Philippe Gicquel se souvient de cet air...


"Philippe Gicquel a écrit des poèmes pendant quarante ans à cause de Bob Dylan et de ses chansons. Mais il ne lui en veut pas. A soixante ans, ce dilettante a décidé de faire un grand pas de côté. Mettre de côté la poésie, tout en continuant à la porter juste en filigrane, comme on porte un ange sur son épaule. Il était temps d’écrire enfin les récits et romans qui gisaient depuis trop longtemps tout au fond de son imagination. Ainsi donc, il aborde la dernière grande aventure. Une plongée dans l’inconnu. S’il a des lecteurs, il racontera des histoires. S’il n’en a pas, il se racontera des histoires."

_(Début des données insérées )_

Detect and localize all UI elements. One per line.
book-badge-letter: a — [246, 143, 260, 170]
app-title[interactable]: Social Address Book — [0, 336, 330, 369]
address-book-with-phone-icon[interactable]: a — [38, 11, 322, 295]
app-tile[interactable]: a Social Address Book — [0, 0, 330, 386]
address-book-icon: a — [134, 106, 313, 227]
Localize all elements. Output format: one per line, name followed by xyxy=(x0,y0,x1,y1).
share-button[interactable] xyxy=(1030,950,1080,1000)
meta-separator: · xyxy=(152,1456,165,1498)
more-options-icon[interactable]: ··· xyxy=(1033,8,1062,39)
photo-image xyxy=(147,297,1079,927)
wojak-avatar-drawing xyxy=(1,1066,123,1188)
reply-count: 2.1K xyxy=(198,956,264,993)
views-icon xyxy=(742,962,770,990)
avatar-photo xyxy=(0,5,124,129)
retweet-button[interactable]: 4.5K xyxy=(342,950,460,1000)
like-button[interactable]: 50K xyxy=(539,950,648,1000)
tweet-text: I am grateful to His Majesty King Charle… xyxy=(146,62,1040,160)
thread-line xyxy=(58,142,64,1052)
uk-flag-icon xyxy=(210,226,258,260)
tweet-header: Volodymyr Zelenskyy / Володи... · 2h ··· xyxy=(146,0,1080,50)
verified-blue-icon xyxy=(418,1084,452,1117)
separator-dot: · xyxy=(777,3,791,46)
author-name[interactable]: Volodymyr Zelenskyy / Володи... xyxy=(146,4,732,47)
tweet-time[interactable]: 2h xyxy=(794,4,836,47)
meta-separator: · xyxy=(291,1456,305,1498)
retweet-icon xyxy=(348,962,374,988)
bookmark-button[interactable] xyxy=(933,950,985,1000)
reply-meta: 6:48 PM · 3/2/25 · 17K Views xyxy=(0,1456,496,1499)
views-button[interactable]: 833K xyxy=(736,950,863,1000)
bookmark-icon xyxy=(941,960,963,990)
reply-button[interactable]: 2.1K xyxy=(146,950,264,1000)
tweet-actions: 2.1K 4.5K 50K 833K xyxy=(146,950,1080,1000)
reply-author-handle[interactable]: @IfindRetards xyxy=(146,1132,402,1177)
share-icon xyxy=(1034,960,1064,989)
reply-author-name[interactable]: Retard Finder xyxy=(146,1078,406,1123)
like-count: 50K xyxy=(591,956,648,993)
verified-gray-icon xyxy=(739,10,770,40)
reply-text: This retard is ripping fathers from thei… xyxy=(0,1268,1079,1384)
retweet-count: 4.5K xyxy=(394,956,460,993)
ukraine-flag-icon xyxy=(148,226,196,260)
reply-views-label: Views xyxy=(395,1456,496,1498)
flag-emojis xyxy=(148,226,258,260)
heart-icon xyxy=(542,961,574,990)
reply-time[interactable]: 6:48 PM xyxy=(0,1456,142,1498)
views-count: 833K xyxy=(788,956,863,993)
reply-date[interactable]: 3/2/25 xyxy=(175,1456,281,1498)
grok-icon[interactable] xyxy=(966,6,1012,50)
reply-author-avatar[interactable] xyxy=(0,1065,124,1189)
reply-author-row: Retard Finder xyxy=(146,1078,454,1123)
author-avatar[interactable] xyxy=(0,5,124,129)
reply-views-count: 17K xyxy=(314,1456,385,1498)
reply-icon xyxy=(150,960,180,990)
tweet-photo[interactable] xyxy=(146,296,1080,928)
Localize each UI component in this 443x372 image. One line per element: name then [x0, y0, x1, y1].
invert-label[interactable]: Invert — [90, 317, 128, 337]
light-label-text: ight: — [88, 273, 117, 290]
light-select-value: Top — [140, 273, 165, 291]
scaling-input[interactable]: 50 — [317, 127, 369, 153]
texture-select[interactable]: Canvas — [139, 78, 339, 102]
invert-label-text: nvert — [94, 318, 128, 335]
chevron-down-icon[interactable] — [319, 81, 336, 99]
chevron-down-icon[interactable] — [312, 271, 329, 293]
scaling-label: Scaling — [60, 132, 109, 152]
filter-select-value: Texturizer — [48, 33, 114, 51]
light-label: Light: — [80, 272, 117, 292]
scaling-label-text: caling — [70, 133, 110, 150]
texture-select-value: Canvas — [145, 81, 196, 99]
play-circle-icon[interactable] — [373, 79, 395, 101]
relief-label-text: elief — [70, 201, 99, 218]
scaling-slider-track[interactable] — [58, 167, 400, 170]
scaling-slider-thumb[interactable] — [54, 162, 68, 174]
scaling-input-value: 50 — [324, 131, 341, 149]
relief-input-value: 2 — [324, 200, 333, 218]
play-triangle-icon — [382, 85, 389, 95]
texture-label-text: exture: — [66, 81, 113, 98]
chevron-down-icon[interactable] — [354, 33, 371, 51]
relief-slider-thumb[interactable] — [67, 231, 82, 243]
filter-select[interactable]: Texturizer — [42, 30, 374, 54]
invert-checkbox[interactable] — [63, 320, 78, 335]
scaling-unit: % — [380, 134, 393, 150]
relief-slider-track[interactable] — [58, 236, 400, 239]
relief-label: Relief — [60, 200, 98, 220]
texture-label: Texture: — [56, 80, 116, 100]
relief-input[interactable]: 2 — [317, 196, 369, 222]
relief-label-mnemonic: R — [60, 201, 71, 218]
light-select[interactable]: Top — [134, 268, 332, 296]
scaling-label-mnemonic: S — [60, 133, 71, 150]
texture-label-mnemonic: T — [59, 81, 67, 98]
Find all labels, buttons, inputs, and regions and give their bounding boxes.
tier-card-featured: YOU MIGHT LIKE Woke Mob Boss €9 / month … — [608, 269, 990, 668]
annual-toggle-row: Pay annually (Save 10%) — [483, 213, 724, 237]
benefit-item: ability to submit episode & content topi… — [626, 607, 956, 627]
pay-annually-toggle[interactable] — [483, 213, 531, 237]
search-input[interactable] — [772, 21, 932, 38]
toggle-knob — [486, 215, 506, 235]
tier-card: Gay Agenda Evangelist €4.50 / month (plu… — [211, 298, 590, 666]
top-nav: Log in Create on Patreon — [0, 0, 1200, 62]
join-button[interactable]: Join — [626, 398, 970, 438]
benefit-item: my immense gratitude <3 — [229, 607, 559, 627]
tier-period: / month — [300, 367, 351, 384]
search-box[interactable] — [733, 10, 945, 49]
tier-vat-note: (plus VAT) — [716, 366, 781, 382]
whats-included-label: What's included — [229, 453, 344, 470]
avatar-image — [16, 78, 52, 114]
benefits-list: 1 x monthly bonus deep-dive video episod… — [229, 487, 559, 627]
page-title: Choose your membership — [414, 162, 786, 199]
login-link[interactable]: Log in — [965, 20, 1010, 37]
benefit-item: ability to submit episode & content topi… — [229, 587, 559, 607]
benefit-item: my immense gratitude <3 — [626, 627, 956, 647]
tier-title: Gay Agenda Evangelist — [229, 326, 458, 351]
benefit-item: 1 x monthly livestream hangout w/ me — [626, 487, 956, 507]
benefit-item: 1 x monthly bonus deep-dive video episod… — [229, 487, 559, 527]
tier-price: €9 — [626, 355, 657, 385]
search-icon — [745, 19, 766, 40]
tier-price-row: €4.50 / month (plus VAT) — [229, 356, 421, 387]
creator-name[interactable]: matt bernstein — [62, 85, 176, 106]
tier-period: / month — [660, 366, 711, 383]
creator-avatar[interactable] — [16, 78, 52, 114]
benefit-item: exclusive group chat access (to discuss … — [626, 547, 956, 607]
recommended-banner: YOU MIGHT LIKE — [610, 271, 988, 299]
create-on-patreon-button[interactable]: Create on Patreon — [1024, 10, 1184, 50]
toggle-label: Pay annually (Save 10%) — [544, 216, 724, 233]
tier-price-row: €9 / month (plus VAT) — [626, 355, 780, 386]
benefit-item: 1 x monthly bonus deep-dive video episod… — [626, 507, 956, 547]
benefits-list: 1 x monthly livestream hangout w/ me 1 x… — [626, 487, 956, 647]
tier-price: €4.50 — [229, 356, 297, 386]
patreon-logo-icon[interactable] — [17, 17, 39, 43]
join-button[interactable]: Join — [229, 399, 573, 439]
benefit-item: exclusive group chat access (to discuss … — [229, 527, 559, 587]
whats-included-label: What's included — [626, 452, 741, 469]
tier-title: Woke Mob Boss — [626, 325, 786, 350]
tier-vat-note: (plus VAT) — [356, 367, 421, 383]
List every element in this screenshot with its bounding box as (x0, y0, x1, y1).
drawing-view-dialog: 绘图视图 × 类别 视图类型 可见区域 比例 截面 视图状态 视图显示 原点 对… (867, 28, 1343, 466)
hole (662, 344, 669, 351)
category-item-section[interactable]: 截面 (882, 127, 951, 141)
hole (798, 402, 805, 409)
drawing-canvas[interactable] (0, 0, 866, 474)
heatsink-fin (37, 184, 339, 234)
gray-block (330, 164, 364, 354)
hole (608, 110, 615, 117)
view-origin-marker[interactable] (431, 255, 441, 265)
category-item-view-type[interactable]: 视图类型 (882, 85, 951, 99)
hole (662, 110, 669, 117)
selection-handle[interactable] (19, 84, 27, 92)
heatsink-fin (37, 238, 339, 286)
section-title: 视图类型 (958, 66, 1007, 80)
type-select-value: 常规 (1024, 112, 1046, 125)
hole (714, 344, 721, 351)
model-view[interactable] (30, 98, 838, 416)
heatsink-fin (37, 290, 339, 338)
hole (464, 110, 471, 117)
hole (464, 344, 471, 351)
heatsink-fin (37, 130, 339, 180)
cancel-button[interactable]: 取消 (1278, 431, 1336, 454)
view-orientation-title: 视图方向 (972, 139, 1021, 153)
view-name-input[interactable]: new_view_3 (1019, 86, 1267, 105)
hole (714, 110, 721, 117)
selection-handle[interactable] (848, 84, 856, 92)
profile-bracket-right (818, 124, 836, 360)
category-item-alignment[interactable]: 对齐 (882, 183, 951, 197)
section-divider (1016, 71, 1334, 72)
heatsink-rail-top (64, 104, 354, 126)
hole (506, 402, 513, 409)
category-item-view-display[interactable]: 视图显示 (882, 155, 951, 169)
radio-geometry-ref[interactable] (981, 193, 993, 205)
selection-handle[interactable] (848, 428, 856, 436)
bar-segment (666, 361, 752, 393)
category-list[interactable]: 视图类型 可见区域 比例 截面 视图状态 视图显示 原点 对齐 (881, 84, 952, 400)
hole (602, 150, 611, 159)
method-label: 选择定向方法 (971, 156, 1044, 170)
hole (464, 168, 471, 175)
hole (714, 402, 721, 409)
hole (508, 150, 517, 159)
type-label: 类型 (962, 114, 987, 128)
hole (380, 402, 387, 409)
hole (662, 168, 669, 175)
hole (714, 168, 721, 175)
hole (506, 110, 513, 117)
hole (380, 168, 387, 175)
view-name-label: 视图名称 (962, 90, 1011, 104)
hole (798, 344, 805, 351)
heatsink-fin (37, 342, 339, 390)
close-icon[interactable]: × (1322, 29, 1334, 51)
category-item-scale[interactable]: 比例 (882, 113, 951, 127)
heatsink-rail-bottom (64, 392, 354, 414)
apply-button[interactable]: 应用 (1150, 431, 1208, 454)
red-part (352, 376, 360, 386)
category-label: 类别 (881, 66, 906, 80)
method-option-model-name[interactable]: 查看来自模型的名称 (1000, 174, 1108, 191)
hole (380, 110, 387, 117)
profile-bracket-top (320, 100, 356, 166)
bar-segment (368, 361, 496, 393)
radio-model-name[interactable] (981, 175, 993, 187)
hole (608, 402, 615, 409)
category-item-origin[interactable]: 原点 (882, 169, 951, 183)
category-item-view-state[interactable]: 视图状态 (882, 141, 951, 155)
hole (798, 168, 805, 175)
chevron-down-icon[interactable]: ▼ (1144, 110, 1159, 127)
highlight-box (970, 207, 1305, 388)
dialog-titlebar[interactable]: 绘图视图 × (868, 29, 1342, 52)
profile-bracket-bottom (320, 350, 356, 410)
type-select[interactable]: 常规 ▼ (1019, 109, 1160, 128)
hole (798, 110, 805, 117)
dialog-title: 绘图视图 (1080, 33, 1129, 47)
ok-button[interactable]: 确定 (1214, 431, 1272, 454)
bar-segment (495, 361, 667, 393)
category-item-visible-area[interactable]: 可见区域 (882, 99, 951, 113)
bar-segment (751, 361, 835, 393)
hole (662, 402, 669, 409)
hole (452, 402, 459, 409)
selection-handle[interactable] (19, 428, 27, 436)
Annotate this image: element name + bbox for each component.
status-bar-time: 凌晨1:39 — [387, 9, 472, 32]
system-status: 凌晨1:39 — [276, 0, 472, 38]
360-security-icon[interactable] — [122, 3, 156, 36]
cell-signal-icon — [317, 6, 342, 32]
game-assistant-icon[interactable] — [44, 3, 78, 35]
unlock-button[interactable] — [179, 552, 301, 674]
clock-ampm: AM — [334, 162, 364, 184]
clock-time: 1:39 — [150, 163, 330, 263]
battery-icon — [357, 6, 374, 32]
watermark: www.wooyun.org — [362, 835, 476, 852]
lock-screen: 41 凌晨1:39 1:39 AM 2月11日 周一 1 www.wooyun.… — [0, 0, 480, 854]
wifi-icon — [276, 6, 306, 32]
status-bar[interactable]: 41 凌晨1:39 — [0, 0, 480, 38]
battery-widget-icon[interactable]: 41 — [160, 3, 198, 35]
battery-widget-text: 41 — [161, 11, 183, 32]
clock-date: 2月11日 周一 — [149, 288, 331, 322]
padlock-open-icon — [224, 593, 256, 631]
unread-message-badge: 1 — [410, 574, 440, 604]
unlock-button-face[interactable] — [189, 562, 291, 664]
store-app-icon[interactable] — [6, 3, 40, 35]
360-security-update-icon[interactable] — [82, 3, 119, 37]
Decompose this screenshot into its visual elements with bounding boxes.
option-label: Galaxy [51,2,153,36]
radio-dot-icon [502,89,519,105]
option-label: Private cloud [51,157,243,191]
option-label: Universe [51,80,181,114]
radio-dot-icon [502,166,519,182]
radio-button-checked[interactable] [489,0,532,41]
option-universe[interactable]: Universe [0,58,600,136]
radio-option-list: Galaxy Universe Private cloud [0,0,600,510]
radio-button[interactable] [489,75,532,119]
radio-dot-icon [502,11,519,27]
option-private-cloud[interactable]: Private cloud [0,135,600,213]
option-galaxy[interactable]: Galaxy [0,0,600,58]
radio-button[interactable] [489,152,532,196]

Je suis né le 2 octobre 1952 et je n’ai aucun souvenir de la période qui se déroula entre mon premier jour et ma sixième année.
En revanche, les années soixante et soixante-dix m’ont laissé des dizaines de souvenirs formidables. Aujourd’hui, de toute l’agitation qui caractérisa cette époque, je n’ai gardé que la musique. Le hit-parade, le soir, à la radio. Les 33 tours qu’on allait chercher en ville comme on part en razzia. The Moody Blues (Nights in White Satin !), the Beatles, The Rolling Stones (Aftermath et plus tard Jumpin’Jack Flash & Honky Tonk Women !), The Pink Floyd, Procol Harum, Franck Zappa, Lou Reed et le Velvet Underground, etc.
En écoutant toutes ces musiques nouvelles, il me poussait quelque chose en-dedans. Quelque chose qui me donnait des ailes. Des ailes pas ordinaires puisqu’elles se déployaient à l’intérieur de ma tête. Ce qui, il est vrai, n’est pas très pratique pour tâtonner dans le cœur de la nuit. Mais l’évasion, ce serait pour plus tard.

C’est au cours de ces années-là que j’entendis pour la première fois un air, une méchante musique qui m’accompagne encore aujourd’hui. Comme un oiseau qui s’époumonerait dans un arrière coin de mon cerveau.

C’était en 1966, j’avais 14 ans. Evidemment, j’habitais encore chez mes parents, à Nantes. Non loin de la gare SNCF, dans un immeuble frappé d’alignement à l’époque et qui est toujours là en 2013.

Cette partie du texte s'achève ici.